Search Acumen  Conveyancing Market Tracker – Q1 2018 edition
The conveyancing market roared into 2018 with its strongest quarter in nearly two years as the industry bounced back after a disappointing end to 2017.
The Q1 2018 edition of Search Acumen’s Conveyancing Market Tracker reveals that total transaction volumes over the three-month period reached 271,546. This was 12% higher than Q4 2017 (241,666), and the highest number recorded since Q2 2016 (286,485) – a strong response after the Q4 2017 Market Tracker which revealed that, over the whole of 2017, the market saw the first annual drop in transaction volumes in six years.
While this big boost in conveyancing activity did not markedly increase the number of active firms in the market (up only 1%), existing firms were able to take on more business. The average firm processed 64 transactions in Q1, up more than 8% from the 59 in Q1 2017. This resulted in the busiest quarter for conveyancing firms since Q3 2016.
Broadly, the market continues to favour larger conveyancing firms that transact a significant number of cases each month. Those firms that only transact between 5 and 10 cases a month have continued to decline, with their business down 10% since 2014. Conversely, those firms that transact between 200 and 500 cases have seen business increase by 50% over the last four years.
Strongest growth comes from the challengers
Search Acumen’s analysis of Land Registry transaction data previously revealed that in 2017, the challenger conveyancers took full advantage of stasis amongst the largest firms. This trend has continued into 2018 with a considerable uptick in firms registering between 200 and 500 transactions each month – which grew 34% year-on-year (YoY).
In Q1 2018, the top five ranking conveyancing firms continued to see pressure growing from the challengers beneath them. Activity levels among the top five ranking firms increased 9% YoY, but it was the firms between 51st and 100th who realised the strongest gains in the market, with activity up 16% since Q1 2017.

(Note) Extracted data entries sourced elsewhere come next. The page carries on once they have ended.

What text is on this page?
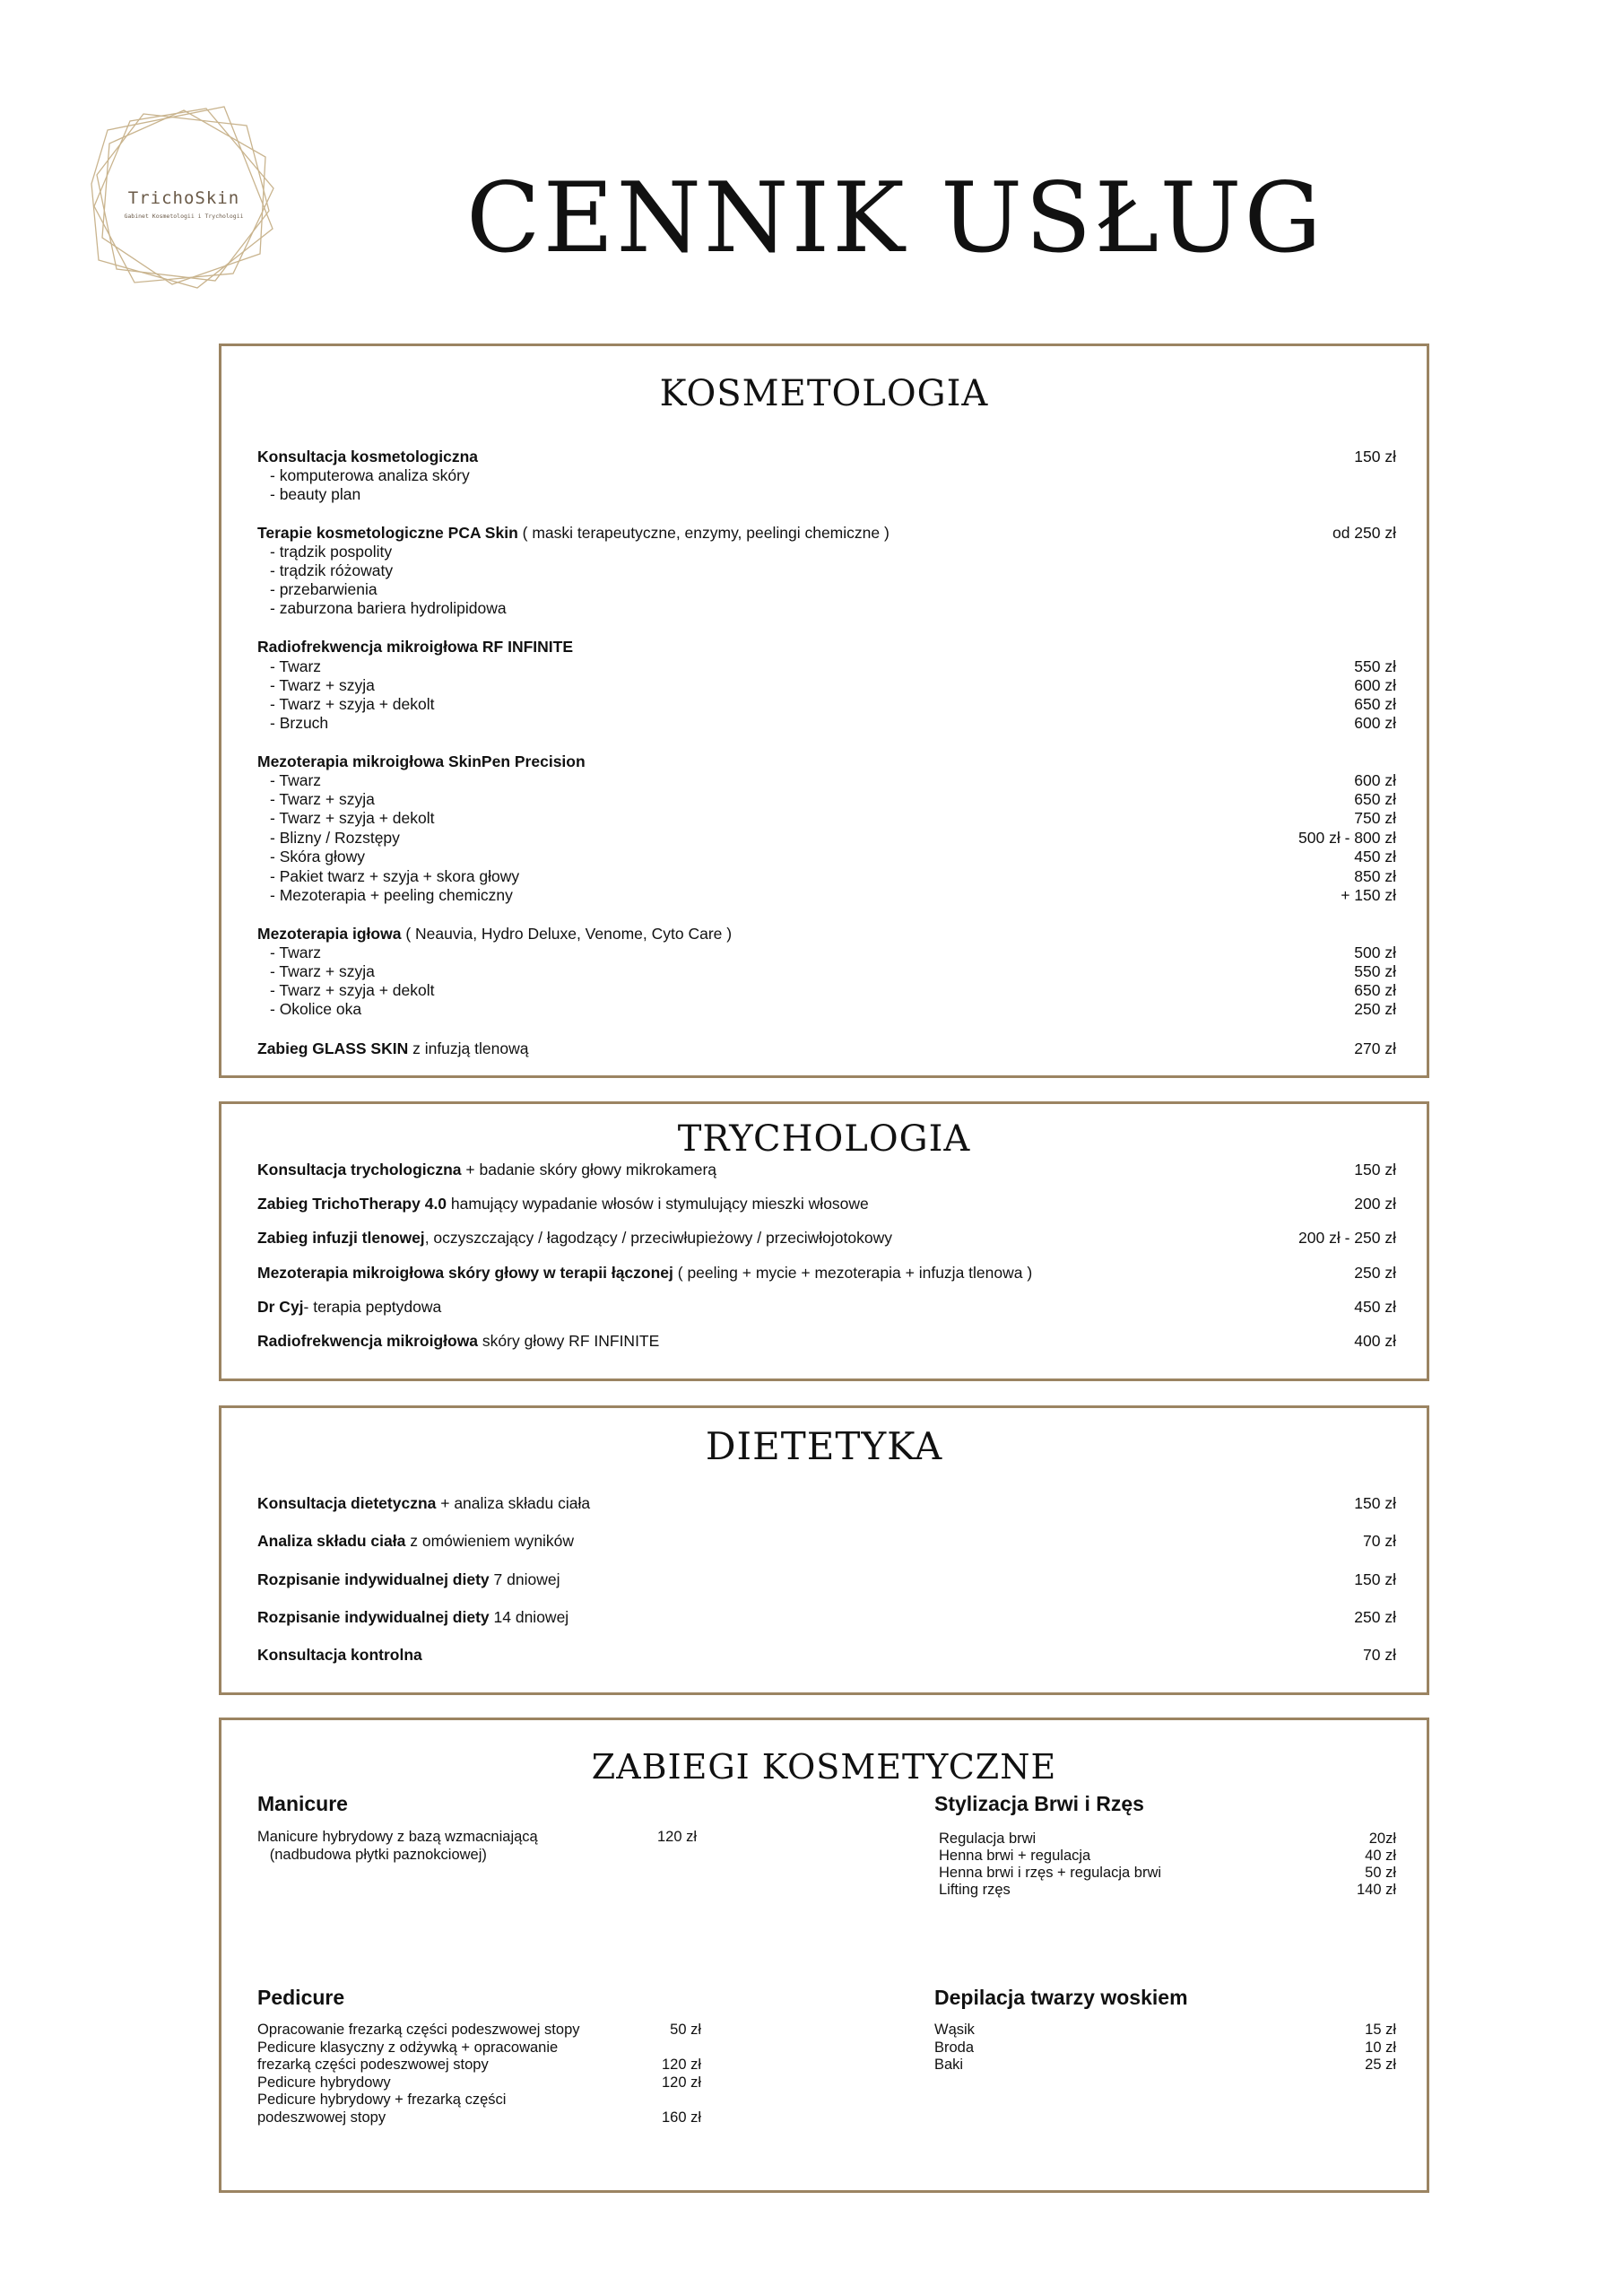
TrichoSkin
Gabinet Kosmetologii i Trychologii	CENNIK USŁUG
KOSMETOLOGIA
Konsultacja kosmetologiczna	150 zł
- komputerowa analiza skóry
- beauty plan
Terapie kosmetologiczne PCA Skin ( maski terapeutyczne, enzymy, peelingi chemiczne )	od 250 zł
- trądzik pospolity
- trądzik różowaty
- przebarwienia
- zaburzona bariera hydrolipidowa
Radiofrekwencja mikroigłowa RF INFINITE
- Twarz	550 zł
- Twarz + szyja	600 zł
- Twarz + szyja + dekolt	650 zł
- Brzuch	600 zł
Mezoterapia mikroigłowa SkinPen Precision
- Twarz	600 zł
- Twarz + szyja	650 zł
- Twarz + szyja + dekolt	750 zł
- Blizny / Rozstępy	500 zł - 800 zł
- Skóra głowy	450 zł
- Pakiet twarz + szyja + skora głowy	850 zł
- Mezoterapia + peeling chemiczny	+ 150 zł
Mezoterapia igłowa ( Neauvia, Hydro Deluxe, Venome, Cyto Care )
- Twarz	500 zł
- Twarz + szyja	550 zł
- Twarz + szyja + dekolt	650 zł
- Okolice oka	250 zł
Zabieg GLASS SKIN z infuzją tlenową	270 zł
TRYCHOLOGIA
Konsultacja trychologiczna + badanie skóry głowy mikrokamerą	150 zł
Zabieg TrichoTherapy 4.0 hamujący wypadanie włosów i stymulujący mieszki włosowe	200 zł
Zabieg infuzji tlenowej, oczyszczający / łagodzący / przeciwłupieżowy / przeciwłojotokowy	200 zł - 250 zł
Mezoterapia mikroigłowa skóry głowy w terapii łączonej ( peeling + mycie + mezoterapia + infuzja tlenowa )	250 zł
Dr Cyj- terapia peptydowa	450 zł
Radiofrekwencja mikroigłowa skóry głowy RF INFINITE	400 zł
DIETETYKA
Konsultacja dietetyczna + analiza składu ciała	150 zł
Analiza składu ciała z omówieniem wyników	70 zł
Rozpisanie indywidualnej diety 7 dniowej	150 zł
Rozpisanie indywidualnej diety 14 dniowej	250 zł
Konsultacja kontrolna	70 zł
ZABIEGI KOSMETYCZNE
Manicure
Manicure hybrydowy z bazą wzmacniającą	120 zł
(nadbudowa płytki paznokciowej)
Stylizacja Brwi i Rzęs
Regulacja brwi	20zł
Henna brwi + regulacja	40 zł
Henna brwi i rzęs + regulacja brwi	50 zł
Lifting rzęs	140 zł
Pedicure
Opracowanie frezarką części podeszwowej stopy	50 zł
Pedicure klasyczny z odżywką + opracowanie
frezarką części podeszwowej stopy	120 zł
Pedicure hybrydowy	120 zł
Pedicure hybrydowy + frezarką części
podeszwowej stopy	160 zł
Depilacja twarzy woskiem
Wąsik	15 zł
Broda	10 zł
Baki	25 zł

Comparing different types of transactions, Transfer of Part transactions shot up 57% QoQ (26,120 to 41,101), and 25% YoY (from 32,999). First Registrations saw the biggest annual jump in activity, up 40% on last year’s figures (from 5,658 to 7,895). Meanwhile, the only category to suffer a drop in volumes compared with Q1 2017 was Dispositionary First Lease, which dropped 16% (from 911 to 768). Meanwhile, Dealings were up 8% yearly from 206,169 to 221,782.

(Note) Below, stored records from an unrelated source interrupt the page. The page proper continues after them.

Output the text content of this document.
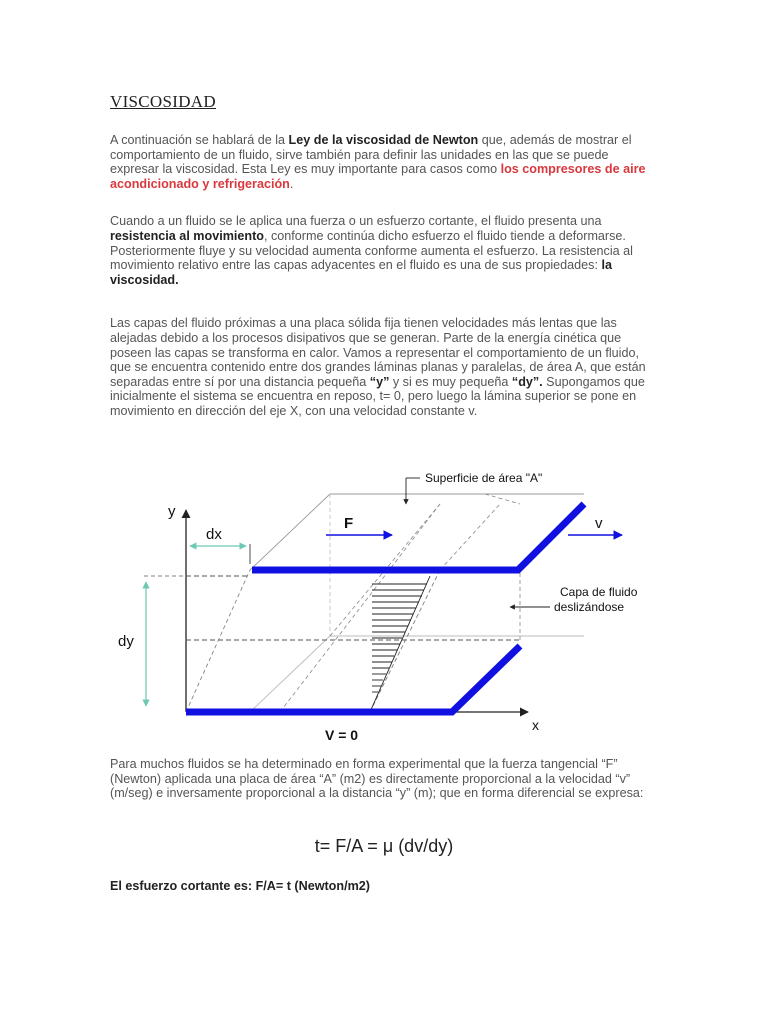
VISCOSIDAD

A continuación se hablará de la Ley de la viscosidad de Newton que, además de mostrar el comportamiento de un fluido, sirve también para definir las unidades en las que se puede expresar la viscosidad. Esta Ley es muy importante para casos como los compresores de aire acondicionado y refrigeración.

Cuando a un fluido se le aplica una fuerza o un esfuerzo cortante, el fluido presenta una resistencia al movimiento, conforme continúa dicho esfuerzo el fluido tiende a deformarse. Posteriormente fluye y su velocidad aumenta conforme aumenta el esfuerzo. La resistencia al movimiento relativo entre las capas adyacentes en el fluido es una de sus propiedades: la viscosidad.

Las capas del fluido próximas a una placa sólida fija tienen velocidades más lentas que las alejadas debido a los procesos disipativos que se generan. Parte de la energía cinética que poseen las capas se transforma en calor. Vamos a representar el comportamiento de un fluido, que se encuentra contenido entre dos grandes láminas planas y paralelas, de área A, que están separadas entre sí por una distancia pequeña “y” y si es muy pequeña “dy”. Supongamos que inicialmente el sistema se encuentra en reposo, t= 0, pero luego la lámina superior se pone en movimiento en dirección del eje X, con una velocidad constante v.

dx
dy
y
x
F	v
Superficie de área "A"
Capa de fluido
deslizándose
V = 0

Para muchos fluidos se ha determinado en forma experimental que la fuerza tangencial “F” (Newton) aplicada una placa de área “A” (m2) es directamente proporcional a la velocidad “v” (m/seg) e inversamente proporcional a la distancia “y” (m); que en forma diferencial se expresa:

t= F/A = μ (dv/dy)
El esfuerzo cortante es: F/A= t (Newton/m2)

Overall market share remains static
While business is up across the board, the share of business amongst the large and small conveyancers has remained static, despite a large shift in challenger firms’ activity. The top 1,000 conveyancing firms held 75% of the market share in Q1 2018, and the top five firms commanded just under 6% of the market – figures entirely in line with 2017’s market share numbers.
Commenting on market trends, Andrew Lloyd, Managing Director of Search Acumen, said:
“It’s great to see that despite a reportedly stagnant housing market and headlines predicting a housing bust, conveyancers have bounced back from a disappointing end to 2017.
“The story of 2017 for the conveyancing market was the continued rise of the challengers – those firms operating just below the biggest conveyancers – and that seems to have continued into 2018. It is perhaps the fact that smaller firms can be more nimble to market movements and more quickly embrace technology that has allowed them to take advantage of increasing transactions. The larger firms need to ensure they are looking beyond the next quarter and considering what’s next for conveyancing to remain at the top of the pack.
“More generally, with a dearth of new entrants to the market, it’s been the job of all conveyancers to do more with less, and they are seemingly up to that challenge. But, if these trends persist, firms must ensure they operate with absolute efficiency and embrace technology to create a transparent, productive proposition that can help conveyancers offer their clients more.
“Regardless of a strong start to the year, we are still of the opinion that 2018 will be full of challenges for conveyancers while the housing market continues to stumble along. We all look to the government to find ways to free up the housing market and create more stock, but it’s down to us to ensure the conveyancing market effectively adapts to the future landscape of property transactions.”